Anders and Sinatra (Julianne Nicholson) wave off Bradford’s concerns, given how unlikely all of that could happen. But Bradford, simple as he might appear, isn’t stupid. From the Roman Empire to the 1998 Chicago Bulls, he explains that history is littered with empires that thought themselves invincible. But time comes for us all. And Bradford was right to raise concerns. Because Link (Thomas Doherty) and his band of vigilantes are at the door ready to lay siege, and inside, Bradford’s son Jeremy (Charlie Evans), Anders, and Robinson (Krys Marshall) are attempting to brute-force the doors wide open.
And that’s just what the side characters are up to. Far away, Xavier Collins (Sterling K. Brown) enjoys an emotional reunion with Teri. Despite both actors’ abundant screen time together in season 1 via flashbacks, the triumphant low-angle camera angles and sun peeking through them now in season 2 are powerful reminders that these characters have not seen each other in the present time until now. I felt the weight of their reunion—and it feels good to see such a long-term story come to a close.
But business isn’t done. Or as Teri puts it, “Can’t borrow tomorrow’s trouble when today got trouble to spare.” (It’s such a good line that I am stealing it for my personal life.) Literally right after Teri and Xavier’s big reunion, Teri learns that Gary (Cameron Britton) has more or less kidnapped Bean (Benjamin Mackey), and Teri is resolved to save her adopted son. It’s cool how Xavier asks no questions. His time with Annie and caring for her unnamed baby (again, she’s going to be Hope, right?) has enlightened him to the new ways of the new world. Eventually, Xavier keeps Gary in his crosshairs when Teri and Gary have one last confrontation. Cameron Britton puts on the performance of the episode, as Gary pleads that the little shelter he and Ennis built was all he had, and that he fears the ever-changing world will leave him behind again. The compassionate Teri talks him down to relinquish Bean. The three leave Gary behind, back at the post office where he’s always been. I fear what Gary will do when left to his own devices; I hope Paradise gives him a happier ending than he even deserves.
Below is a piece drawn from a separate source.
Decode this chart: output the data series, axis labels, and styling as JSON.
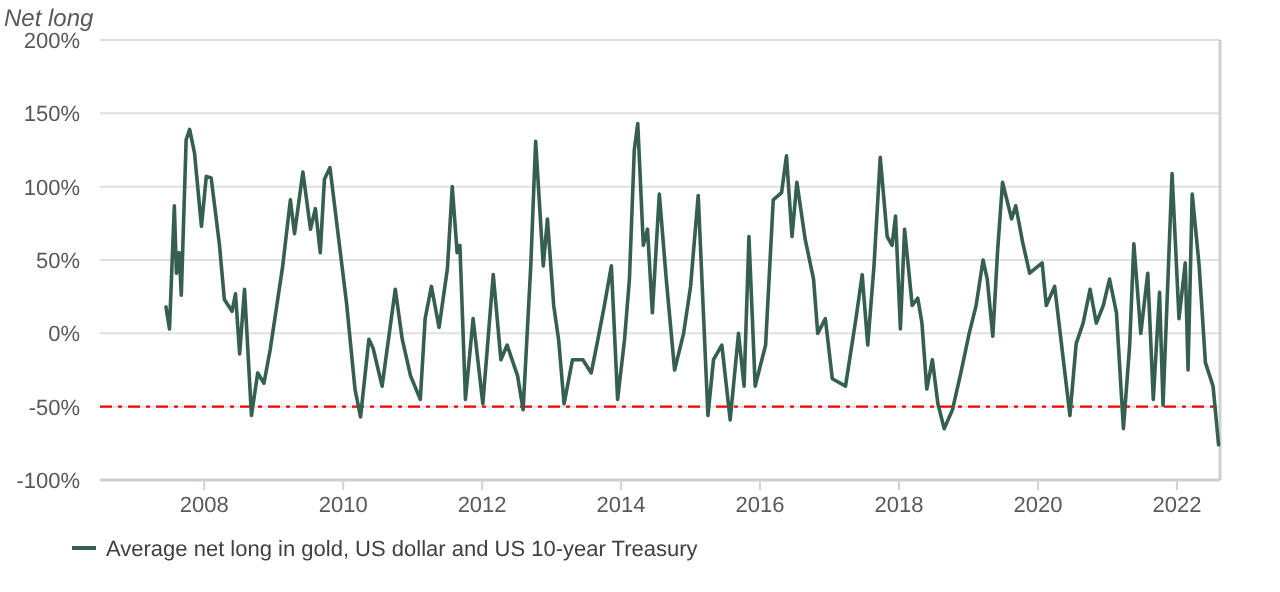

Paradise risks overstuffing “The Final Countdown” to the point you can practically see the seams holding it all together. But the show’s breathless pace makes it easy to digest the bombardment of plot, plot, and more plot. Presley and Hadley’s plan to break Jeremy out (unaware that he’s doing just fine, actually) is brought to a halt when their elevator is shut down. Gabriela’s (Sarah Shahi) suspicions of Sinatra lead her to the name “Alex,” which puts her in the target sights of our resident sociopath Jane (Nicole Brydo Bloom), who is uncharacteristically taken out (maybe even killed?) by a psychotherapist laying Home Alone-style booby traps. To say nothing of Sinatra’s son Dylan, long presumed dead, potentially being Link. And yes, we learn the identity of Alex. It’s no living person, but the codename for the nuclear reactor that Sinatra goes to to close out the episode. Now it makes sense why Link demanded to see it. He knew it was a nuclear reactor, and he wanted to shut it down. And his maybe-mom was standing in his way.
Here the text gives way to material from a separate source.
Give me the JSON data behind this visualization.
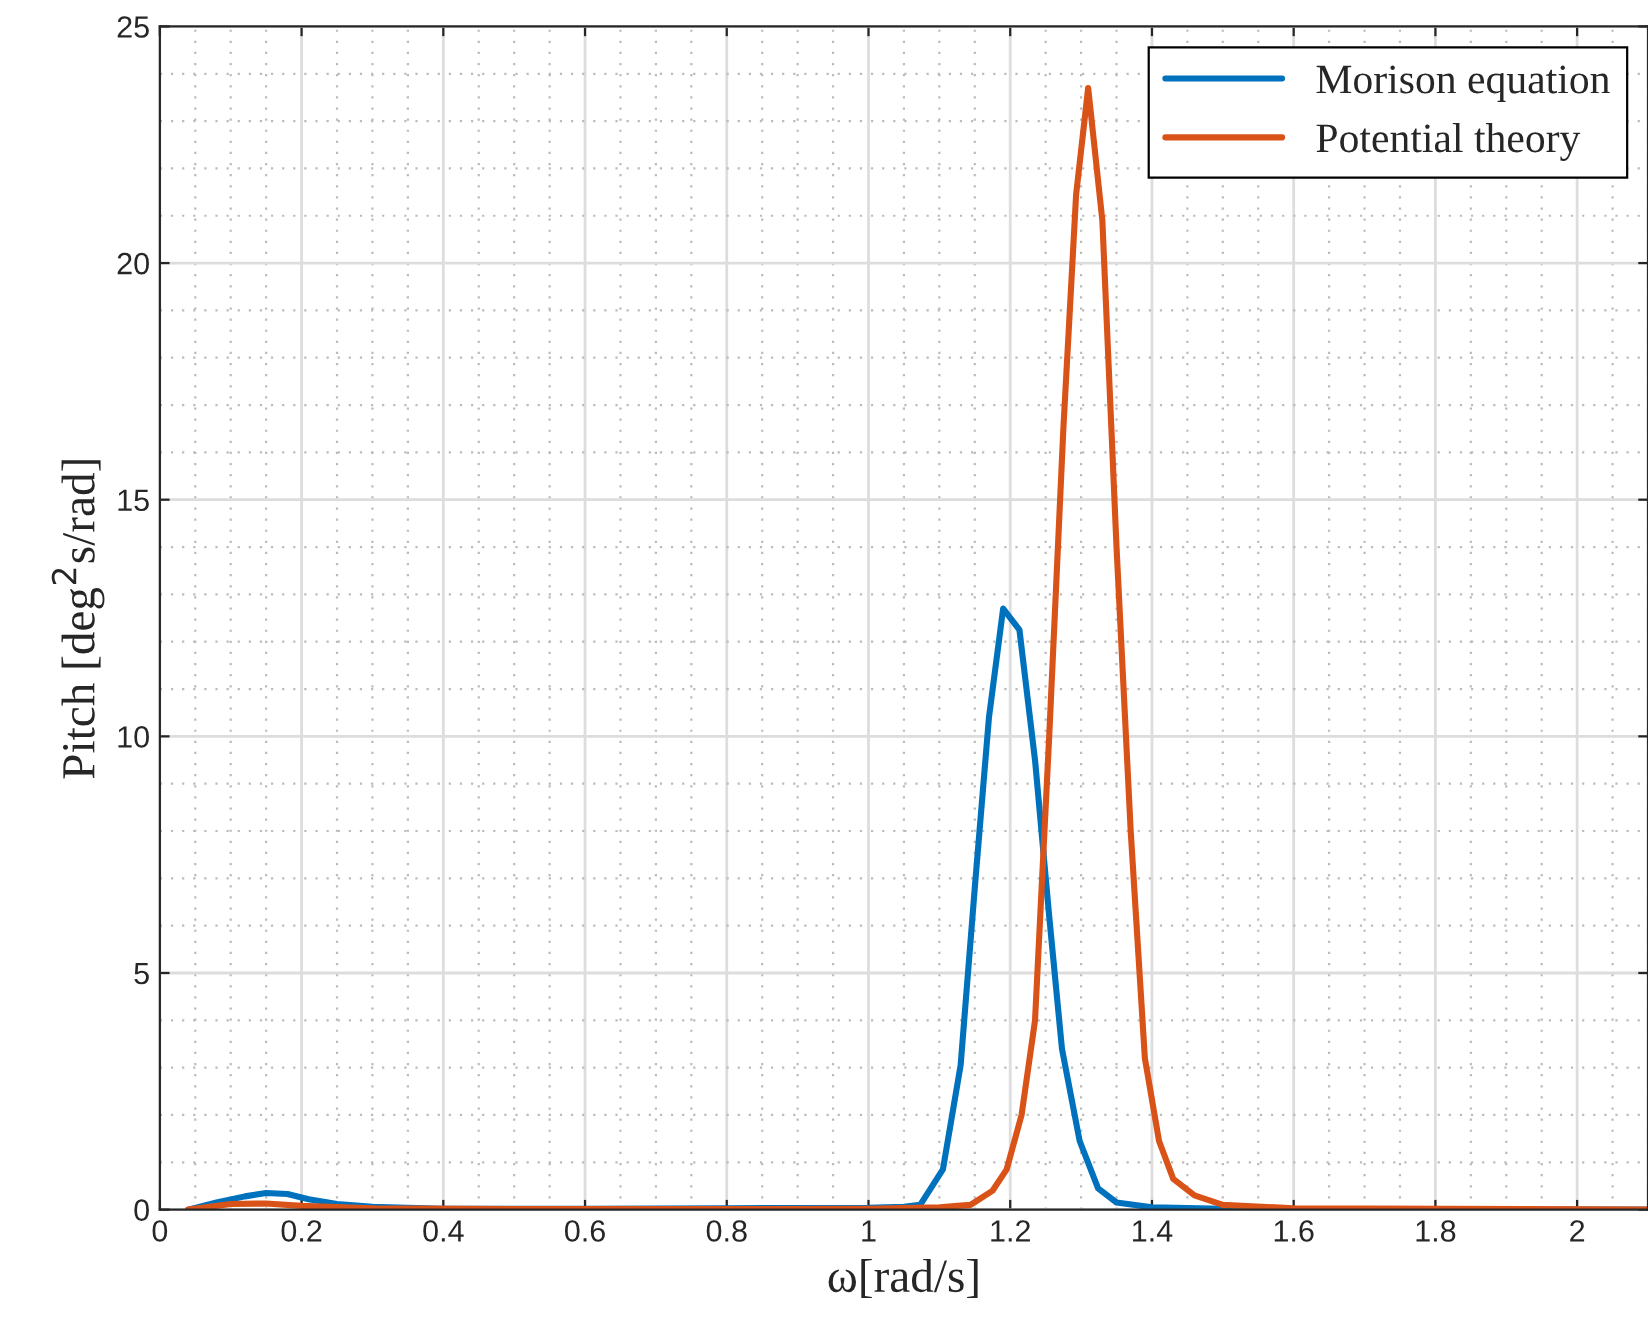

Paradise had a lot going for it this week—maybe too much. But even so, the deeper, personal moments made it all worthwhile: Gary revealing his wounds, Teri and Xavier finally reuniting, even Sinatra rekindling her love with her husband as she tells him that Dylan might still be alive. Paradise overcomes its corny namesake music cue and avalanche of plot to assert itself as one of the TV shows we look forward to each week. But no reign lasts forever, and if Paradise keeps things up, I fear it just might implode.